The safe guards are so weak that some proponents *ving to create new angles to reassure nervous voters and legislators. Dr. Peter Goodwin, one of Measure 16's sponsors, claimed that "the risk of lawsuits would be far too great for doctors and health care organizations to participate in anything unethical" (Oregonian, March 2, 1997), when in fact the Death with Dignity Act forbids lawsuits about assisted-suicide and even prohibits scrutiny of the practice by the public. Dr. Goodwin knows this. He helped write Measure 16.

Since 1994, the extent of managed and capitated care problems has only begun to come to light. Oregon is one of the leaders in the number of patients in managed and capitated care plans. In capitated care, doctors, and the organizations which increasingly control them, can increase profits by providing less service to enrollees. Money can be saved by withholding care or not providing it at all.

As an example, in January, 1996, Time magazine documented that a California woman with a life threatening illness was denied treatment, because she was a managed care patient. The company considered the available treatment futile. The patient had no choice. When she returned to the same institution claiming to be a fee for service patient, she was offered the very same treatment she had just been denied. Now, it was no longer futile, but reasonable. Now, she had a choice. While many managed care organizations strive to minimize potential abuses, won't organizations, currently denying treatments to enhance profits, also preferentially encourage assisted-suicide? They can do so merely by considering treatment futile. Assisted-suicide is clearly the cheapest option. Assisted-suicide and euthanasia give control to large health care bureaucracies and governmental agencies, not to the individual doctor and patient, as initially claimed.
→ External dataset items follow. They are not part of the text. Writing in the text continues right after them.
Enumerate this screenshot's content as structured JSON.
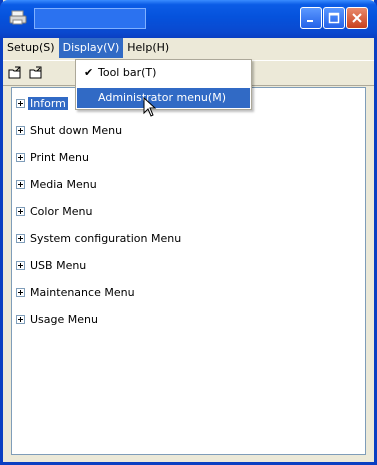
{
  "window": {
    "title": ""
  },
  "menubar": {
    "items": [
      {
        "label": "Setup(S)"
      },
      {
        "label": "Display(V)"
      },
      {
        "label": "Help(H)"
      }
    ]
  },
  "display_menu": {
    "items": [
      {
        "label": "Tool bar(T)",
        "checked": true
      },
      {
        "label": "Administrator menu(M)",
        "highlighted": true
      }
    ]
  },
  "tree": {
    "items": [
      {
        "label": "Information Menu",
        "visible_label": "Inform"
      },
      {
        "label": "Shut down Menu"
      },
      {
        "label": "Print Menu"
      },
      {
        "label": "Media Menu"
      },
      {
        "label": "Color Menu"
      },
      {
        "label": "System configuration Menu"
      },
      {
        "label": "USB Menu"
      },
      {
        "label": "Maintenance Menu"
      },
      {
        "label": "Usage Menu"
      }
    ]
  },
  "icons": {
    "app": "printer-icon",
    "toolbar": [
      "open-settings-icon",
      "save-settings-icon"
    ]
  },
  "colors": {
    "titlebar": "#0552dc",
    "highlight": "#316ac5",
    "close_button": "#c8401d"
  }
}
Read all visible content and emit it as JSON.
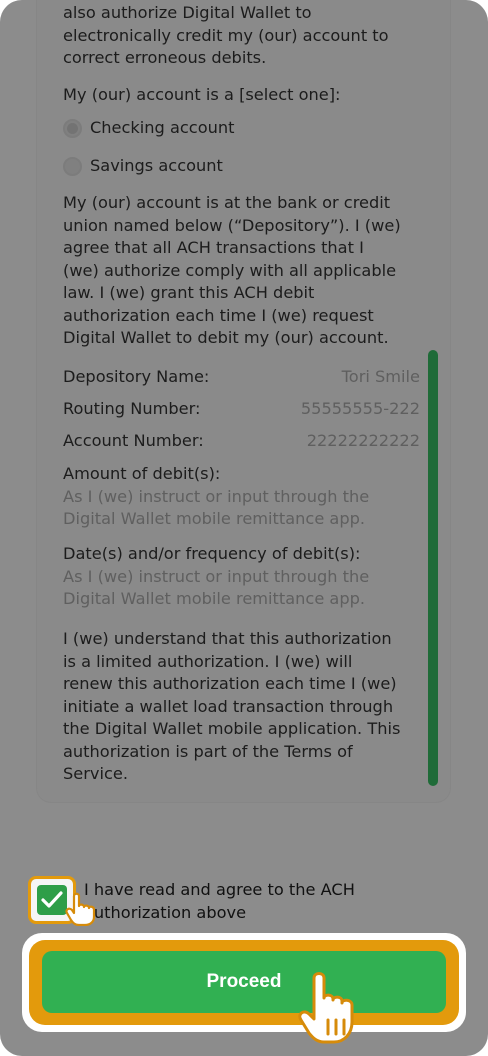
{
  "auth_text": {
    "intro_lines": [
      "also authorize Digital Wallet to",
      "electronically credit my (our) account to",
      "correct erroneous debits."
    ],
    "account_type_prompt": "My (our) account is a [select one]:",
    "account_options": [
      {
        "label": "Checking account",
        "selected": true
      },
      {
        "label": "Savings account",
        "selected": false
      }
    ],
    "depository_paragraph": [
      "My (our) account is at the bank or credit",
      "union named below (“Depository”). I (we)",
      "agree that all ACH transactions that I",
      "(we) authorize comply with all applicable",
      "law.  I (we) grant this ACH debit",
      "authorization each time I (we) request",
      "Digital Wallet to debit my (our) account."
    ],
    "fields": [
      {
        "label": "Depository Name:",
        "value": "Tori Smile"
      },
      {
        "label": "Routing Number:",
        "value": "55555555-222"
      },
      {
        "label": "Account Number:",
        "value": "22222222222"
      }
    ],
    "amount_label": "Amount of debit(s):",
    "amount_value_lines": [
      "As I (we) instruct or input through the",
      "Digital Wallet mobile remittance app."
    ],
    "date_label": "Date(s) and/or frequency of debit(s):",
    "date_value_lines": [
      "As I (we) instruct or input through the",
      "Digital Wallet mobile remittance app."
    ],
    "closing_paragraph": [
      "I (we) understand that this authorization",
      "is a limited authorization.  I (we) will",
      "renew this authorization each time I (we)",
      "initiate a wallet load transaction through",
      "the Digital Wallet mobile application. This",
      "authorization is part of the Terms of",
      "Service."
    ]
  },
  "agree": {
    "checked": true,
    "text_lines": [
      "I have read and agree to the ACH",
      "authorization above"
    ]
  },
  "proceed": {
    "label": "Proceed"
  },
  "colors": {
    "accent_green": "#31b052",
    "highlight_orange": "#e39a0c",
    "overlay_gray": "#8c8c8c"
  },
  "icons": [
    "check-icon",
    "pointer-hand-icon"
  ]
}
The voters of Oregon know we have a combined representative and democratic process. They also know we have a judicial system, which is closely examining this issue. It is the duty of the judges to give it their consideration. It is also the duty of our representatives to give it theirs. They must examine the new and disturbing information which has come to light. The Oregon voters deserve nothing less.

Dr. Hamilton is a Portland psychiatrist and author of the nationally acclaimed book, Self and Others. Dr. Toffler is a family physician and President of Physicians for Compassionate Care.